Since March 2015 Article 31.5 of the CAO provides that where certain circumstances impede the timely enforcement of an expulsion order, a judge who issued the order is also empowered to reschedule ( отсрочить ) the execution of the order for a period of no longer than one month.

COMPLAINTS

Referring to Articles 6 and 8 of the Convention, the applicant complains that he had no adequate opportunity and time to exercise his right to legal assistance; that he was not notified of the appeal hearing and was not taken to it from the detention facility; that the appeal court did not “admit a defence lawyer”; that the expulsion by compulsory procedure was a disproportionate penalty, failing to take account of the circumstances of the case.

QUESTIONS TO THE PARTIES

1. Has the applicant complied with the six-month rule in respect of his complaints under Article 6 of the Convention and his complaint under Article 8 of the Convention? As regards Article 8, did the applicant have a possibility to seek the suspension of the final expulsion penalty when lodging an application for review under Article 30.12 of the Code of Administrative Offences (“the CAO”) (see De Souza Ribeiro v. France [GC], no. 22689/07, §§ 82-83, ECHR 2012)? If not, was this procedure a remedy to be exhausted in relation to his Article 8 complaint?

2.1. Was the criminal limb of Article 6 of the Convention applicable to the administrative offence proceedings against the applicant (see, by way of comparison, Muminov v. Russia , no. 42502/06, § 126, 11 December 2008, and Malofeyeva v. Russia , no. 36673/04 , §§ 99-100, 30 May 2013 )?

2.2. If yes, was there a violation of Article 6 of the Convention, in particular, on account of the swift course of the trial proceedings and the absence of the applicant from the appeal hearing?

2.3. Alternatively , did the same circumstances give rise to a violation of Article 1 of Protocol No. 7 to the Convention?

3. Was there or will there be a violation of Article 8 of the Convention on account of the expulsion order by way of compulsory procedure and the ensuing five-year re-entry ban?
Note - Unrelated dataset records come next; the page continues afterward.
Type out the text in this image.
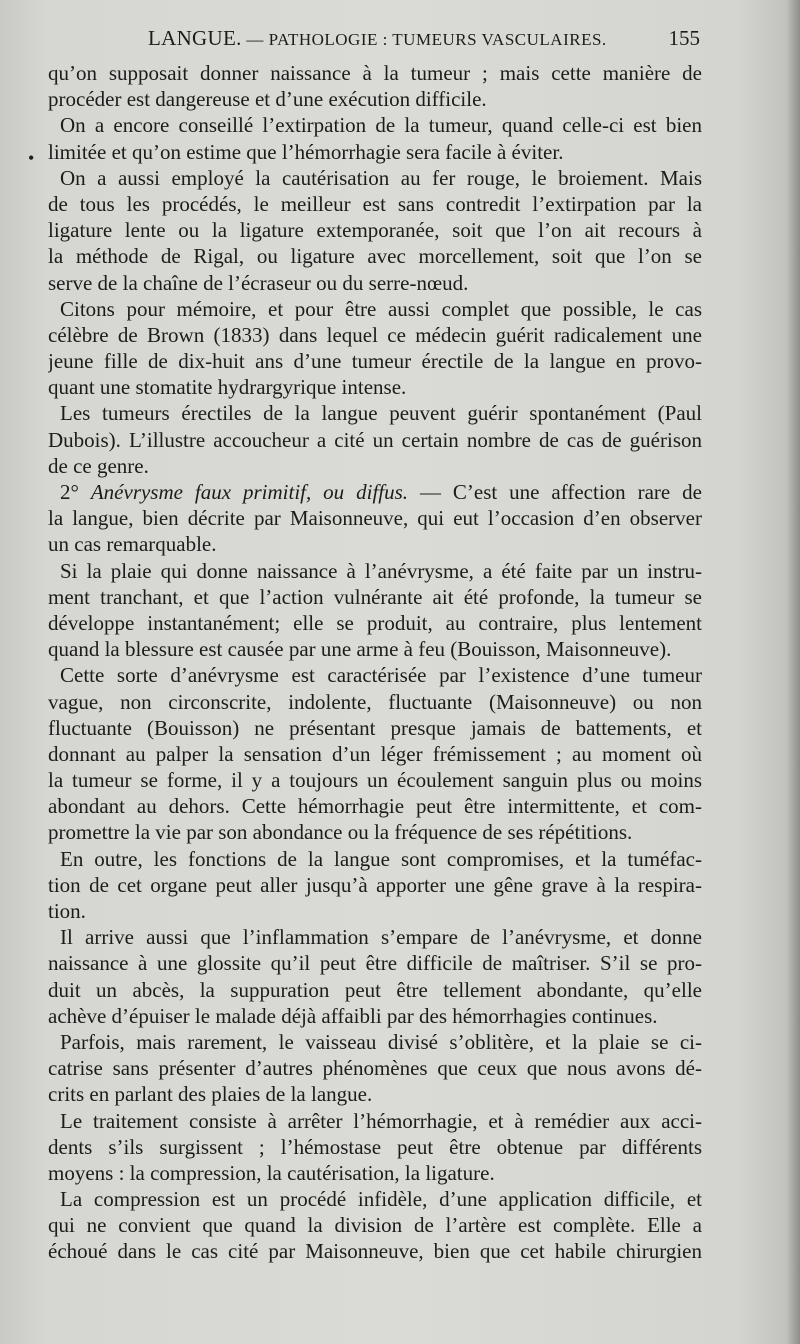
LANGUE. — PATHOLOGIE : TUMEURS VASCULAIRES.	155
•
qu’on supposait donner naissance à la tumeur ; mais cette manière de
procéder est dangereuse et d’une exécution difficile.
On a encore conseillé l’extirpation de la tumeur, quand celle-ci est bien
limitée et qu’on estime que l’hémorrhagie sera facile à éviter.
On a aussi employé la cautérisation au fer rouge, le broiement. Mais
de tous les procédés, le meilleur est sans contredit l’extirpation par la
ligature lente ou la ligature extemporanée, soit que l’on ait recours à
la méthode de Rigal, ou ligature avec morcellement, soit que l’on se
serve de la chaîne de l’écraseur ou du serre-nœud.
Citons pour mémoire, et pour être aussi complet que possible, le cas
célèbre de Brown (1833) dans lequel ce médecin guérit radicalement une
jeune fille de dix-huit ans d’une tumeur érectile de la langue en provo-
quant une stomatite hydrargyrique intense.
Les tumeurs érectiles de la langue peuvent guérir spontanément (Paul
Dubois). L’illustre accoucheur a cité un certain nombre de cas de guérison
de ce genre.
2° Anévrysme faux primitif, ou diffus. — C’est une affection rare de
la langue, bien décrite par Maisonneuve, qui eut l’occasion d’en observer
un cas remarquable.
Si la plaie qui donne naissance à l’anévrysme, a été faite par un instru-
ment tranchant, et que l’action vulnérante ait été profonde, la tumeur se
développe instantanément; elle se produit, au contraire, plus lentement
quand la blessure est causée par une arme à feu (Bouisson, Maisonneuve).
Cette sorte d’anévrysme est caractérisée par l’existence d’une tumeur
vague, non circonscrite, indolente, fluctuante (Maisonneuve) ou non
fluctuante (Bouisson) ne présentant presque jamais de battements, et
donnant au palper la sensation d’un léger frémissement ; au moment où
la tumeur se forme, il y a toujours un écoulement sanguin plus ou moins
abondant au dehors. Cette hémorrhagie peut être intermittente, et com-
promettre la vie par son abondance ou la fréquence de ses répétitions.
En outre, les fonctions de la langue sont compromises, et la tuméfac-
tion de cet organe peut aller jusqu’à apporter une gêne grave à la respira-
tion.
Il arrive aussi que l’inflammation s’empare de l’anévrysme, et donne
naissance à une glossite qu’il peut être difficile de maîtriser. S’il se pro-
duit un abcès, la suppuration peut être tellement abondante, qu’elle
achève d’épuiser le malade déjà affaibli par des hémorrhagies continues.
Parfois, mais rarement, le vaisseau divisé s’oblitère, et la plaie se ci-
catrise sans présenter d’autres phénomènes que ceux que nous avons dé-
crits en parlant des plaies de la langue.
Le traitement consiste à arrêter l’hémorrhagie, et à remédier aux acci-
dents s’ils surgissent ; l’hémostase peut être obtenue par différents
moyens : la compression, la cautérisation, la ligature.
La compression est un procédé infidèle, d’une application difficile, et
qui ne convient que quand la division de l’artère est complète. Elle a
échoué dans le cas cité par Maisonneuve, bien que cet habile chirurgien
4. Did the applicant have an effective remedy before a “national authority”, as required under Article 13 of the Convention, for his complaint under Article 8 of the Convention? Did the applicable legislation and any settled judicial practice make room for assessing the proportionality and necessity of the impugned “interference”? Specifically, was it within a court ’ s margin of appreciation ( i ) not to impose or to annul a sentence of administrative removal, despite the imperative wording of Article 18.8 § 3 of the CAO, or to make a choice as regards the modalities of its execution, and/or (ii) to modulate the period of the re-entry ban?